Во-первых, Гоголь маркирует свои отсылки к Нарежному, помещая их в достаточно приметные позиции – здесь наиболее показательны ориентация названия на известный образчик и совпадения в описании сцен блуждания («Два Ивана» и «Вий») – они открывают повествование, а потому особенно приметны. Во-вторых, выделенные Гоголем «цитаты» бросают дополнительный отсвет и на более спорные случаи, появление которых, в принципе, можно было бы объяснить сходством объектов описания либо общим «праисточником».
Маркированность поддерживает системность, вместе они приводят к третьему важному качеству гоголевских цитат – семантической наполненности.
Подобная постановка вопроса не была характерной для исследователей интересующей нас проблемы. Творчество Нарежного осмысливалось ими как своего рода «бытовой материал», позднее возведенный Гоголем в «перл создания». У исследователей начала XX века Гоголь следует за Нарежным, у советских – борется с ним. Однако замена «следования» «борьбой» не меняет дела, так как «новый» тезис модифицирует не суть проблемы, но лишь стилистическую тональность разговора о ней.
Для того, чтобы литературный диалог осуществился, необходимо наличие двух полноправных голосов, двух разных (это не означает равнозначимых) художественных систем. В противном случае возможны только частные заимствования, которые незачем маркировать писателю, которые безразличны читателю и представляют интерес (порой очень серьезный) лишь для историков литературы (исследования генезиса текста, но не его структуры и смысла).
Дабы наполнить смыслом тезис о борьбе Гоголя с Нарежным, рассмотрим, как трансформируется эпизод из «Двух Иванов…» – блуждание бурсаков Короната и Никанора.
«Ужасная гроза свирепствовала на летнем полуденном небе: зияющие огни молнии раздирали клубящиеся тучи железные; рыкающие громы приводили в оцепенение все живущее в природе; неукротимые порывы вихря ознаменовали путь свой по земле рвами глубокими, отчего взлетело на воздух все растущее, начиная от низменной травы до возвышенного тополя, и проливной дождь в крупных каплях с быстротою стрел сыпался из туч, подмывал корни древесные и тем облегчал усилие вихря низвергнуть их на землю»[163].

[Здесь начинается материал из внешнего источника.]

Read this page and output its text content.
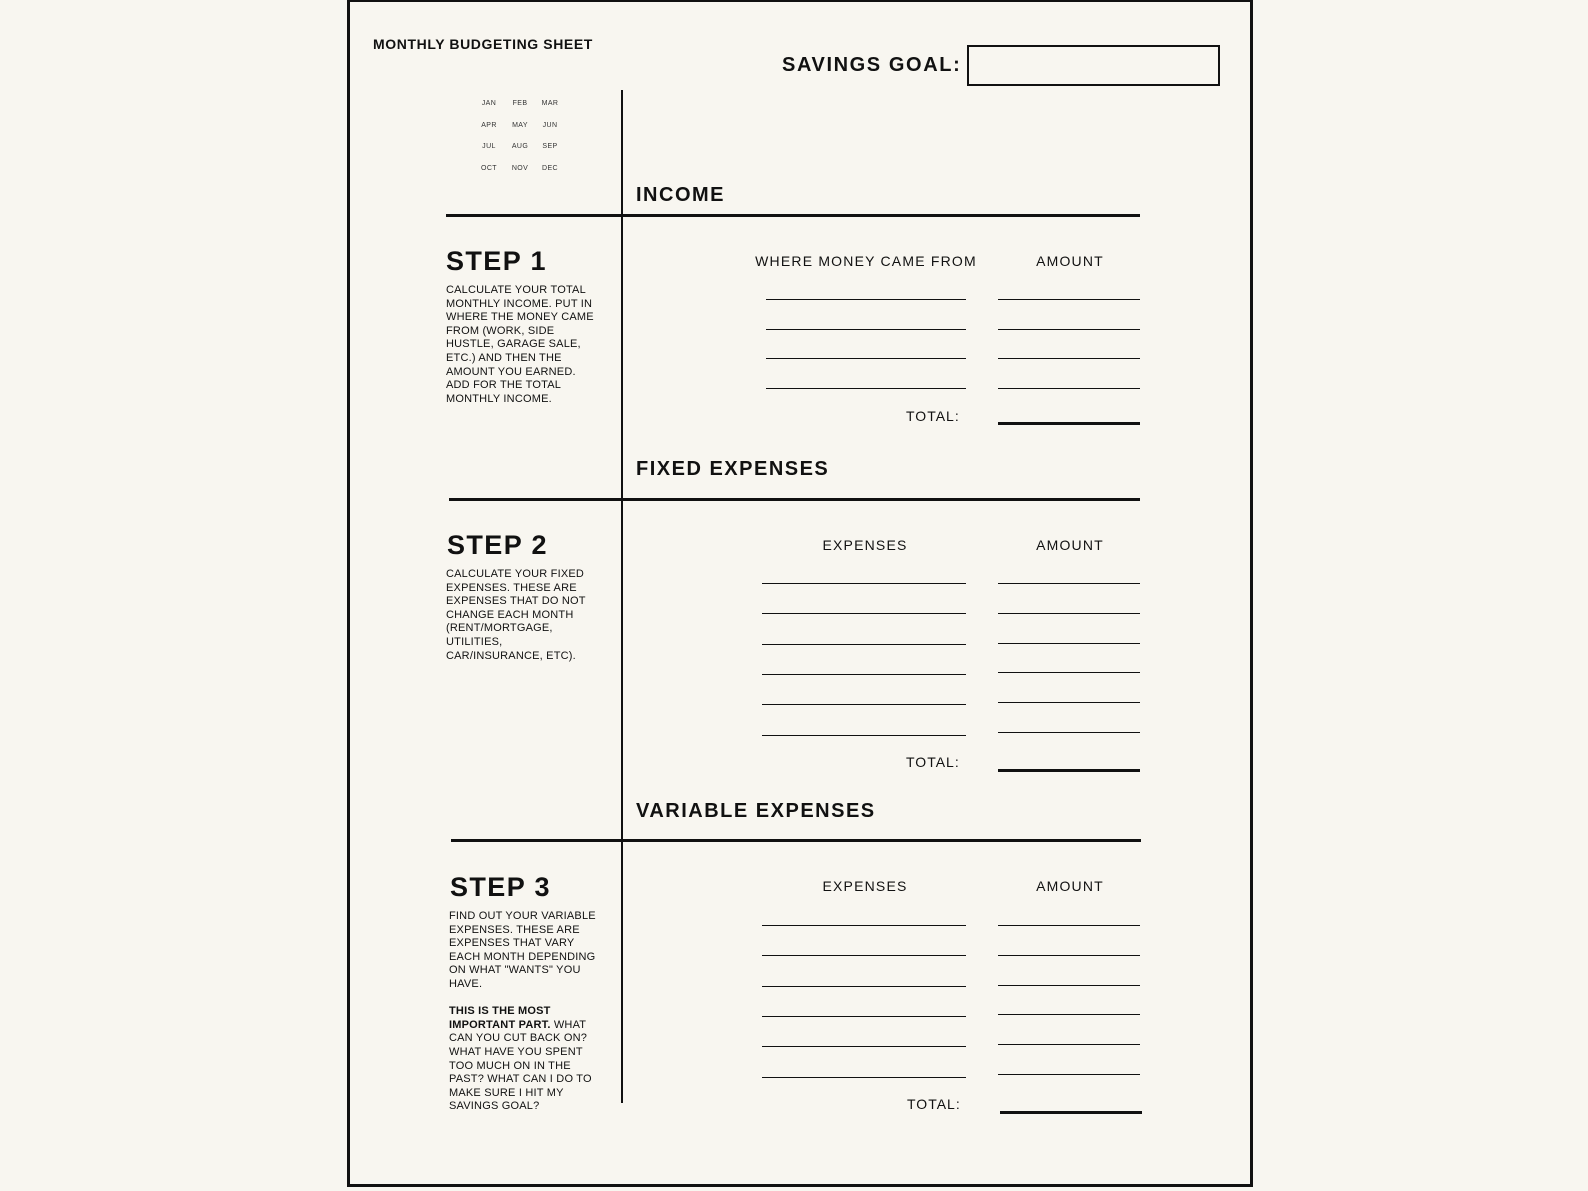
MONTHLY BUDGETING SHEET
SAVINGS GOAL:
JAN	FEB	MAR
APR	MAY	JUN
JUL	AUG	SEP
OCT	NOV	DEC
INCOME
STEP 1
CALCULATE YOUR TOTAL MONTHLY INCOME. PUT IN WHERE THE MONEY CAME FROM (WORK, SIDE HUSTLE, GARAGE SALE, ETC.) AND THEN THE AMOUNT YOU EARNED. ADD FOR THE TOTAL MONTHLY INCOME.
WHERE MONEY CAME FROM	AMOUNT
TOTAL:
FIXED EXPENSES
STEP 2
CALCULATE YOUR FIXED EXPENSES. THESE ARE EXPENSES THAT DO NOT CHANGE EACH MONTH (RENT/MORTGAGE, UTILITIES, CAR/INSURANCE, ETC).
EXPENSES	AMOUNT
TOTAL:
VARIABLE EXPENSES
STEP 3
FIND OUT YOUR VARIABLE EXPENSES. THESE ARE EXPENSES THAT VARY EACH MONTH DEPENDING ON WHAT "WANTS" YOU HAVE.
THIS IS THE MOST IMPORTANT PART. WHAT CAN YOU CUT BACK ON? WHAT HAVE YOU SPENT TOO MUCH ON IN THE PAST? WHAT CAN I DO TO MAKE SURE I HIT MY SAVINGS GOAL?
EXPENSES	AMOUNT
TOTAL:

Это самое начало романа; пейзажная зарисовка предшествует знакомству с героями и описанию сюжетной ситуации. Пейзаж выдержан в гипертрофированно зловещих тонах – недаром в первой же реплике одного из героев возникает мотив потопа. Гроза у Нарежного экстраординарна и резко контрастна тому, что было до нее (слова о «летнем полуденном небе», видимо, не предвещавшем дурной погоды).
У Гоголя в «Вие» дело происходит совсем иначе. Мы прежде узнаем героев, уясняем ситуацию и лишь затем сталкиваемся с чем-то непривычным. Поначалу события в «Вие» развиваются вполне естественно: день сменяется ночью, и происходит это не «вдруг» (как у Нарежного): «Был уже вечер, когда они своротили с большой дороги», «Сумерки уже совсем омрачили небо…», «Но между тем уже была ночь, и ночь довольно темная»[164].
Бурсаки как у Нарежного, так и у Гоголя ищут какого-то пристанища или укрытия. Коронат и Никанор находят его довольно легко, пережив, однако, приступ страха. «Тут философы увидели, что войлок пошевелился, послышалась сильная зевота, и медленно две ноги показались, сейчас послышался басистый голос: “Ну, что ты?” – и еще две ноги выставились.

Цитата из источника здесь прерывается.